Gottlieb asserts that HIPAA already requires much of the data protection the inspector general's office wants to see coming from the ONC. “I don't think there's a need for overlapping standards,” he said. Getting more specific would likely become unworkable, he added, given HIPAA has to stretch to cover everything from a rural physician's solo practice to a massive, national health insurance company.
Gottlieb affirmed that the Office for Civil Rights is doing more investigations than the CMS used to. “I still think that OCR is trying to work more with providers on compliance than working on more big fines,” he said, adding that might not be the best tactic to maximize compliance.

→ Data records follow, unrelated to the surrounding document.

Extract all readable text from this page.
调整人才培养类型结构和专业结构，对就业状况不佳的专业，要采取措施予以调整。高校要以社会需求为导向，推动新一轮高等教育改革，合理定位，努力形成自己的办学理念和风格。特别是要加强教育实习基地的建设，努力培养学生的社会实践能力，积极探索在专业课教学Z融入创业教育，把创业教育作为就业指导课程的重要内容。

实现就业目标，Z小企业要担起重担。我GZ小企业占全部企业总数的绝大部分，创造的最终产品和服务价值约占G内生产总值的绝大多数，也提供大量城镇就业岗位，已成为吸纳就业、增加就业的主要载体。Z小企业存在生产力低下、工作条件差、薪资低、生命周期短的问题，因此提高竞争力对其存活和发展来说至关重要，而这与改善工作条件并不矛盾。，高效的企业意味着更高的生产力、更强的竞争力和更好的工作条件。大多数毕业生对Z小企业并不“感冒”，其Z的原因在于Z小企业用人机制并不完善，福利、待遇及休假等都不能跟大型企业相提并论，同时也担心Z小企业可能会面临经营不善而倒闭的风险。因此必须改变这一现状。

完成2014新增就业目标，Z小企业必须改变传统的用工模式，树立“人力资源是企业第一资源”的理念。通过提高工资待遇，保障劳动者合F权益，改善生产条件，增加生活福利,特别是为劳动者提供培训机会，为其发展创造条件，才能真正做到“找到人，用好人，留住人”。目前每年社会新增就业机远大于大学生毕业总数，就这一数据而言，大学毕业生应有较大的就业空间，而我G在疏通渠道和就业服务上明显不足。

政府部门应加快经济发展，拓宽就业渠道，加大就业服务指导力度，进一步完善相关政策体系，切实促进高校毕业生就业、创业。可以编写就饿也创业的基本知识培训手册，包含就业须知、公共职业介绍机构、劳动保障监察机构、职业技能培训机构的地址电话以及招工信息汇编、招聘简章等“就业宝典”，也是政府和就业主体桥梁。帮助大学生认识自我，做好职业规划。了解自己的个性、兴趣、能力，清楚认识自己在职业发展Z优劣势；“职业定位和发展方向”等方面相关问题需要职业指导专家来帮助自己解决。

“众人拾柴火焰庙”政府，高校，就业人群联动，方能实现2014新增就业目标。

Indeed, said Lisa Gallagher, senior director of privacy and security at HIMSS, the Office for Civil Rights needs to be more forceful not so much to punish the wicked, but to empower the virtuous. “I continue to hear from folks who work in security, that as long as there is not visible enforcement, it hurts their chances to getting the resources and budgets and employees they need,” she said. “For the person who has to do security and ask for the funding and do the training, having a visible, ongoing audit program would give them the leverage.”
Gallagher also serves on the privacy and security workgroup of the federally chartered Health IT Standards Committee, which reports to the ONC. She disagrees that the ONC needs to have done more—for now—in promoting security. “I think for Stage 1 what they did, requiring the risk assessment, I think that's reasonable and appropriate. I think ONC is already looking at some of the areas” the audits listed, she said. “I see very deliberate consideration of what they're going to do next.”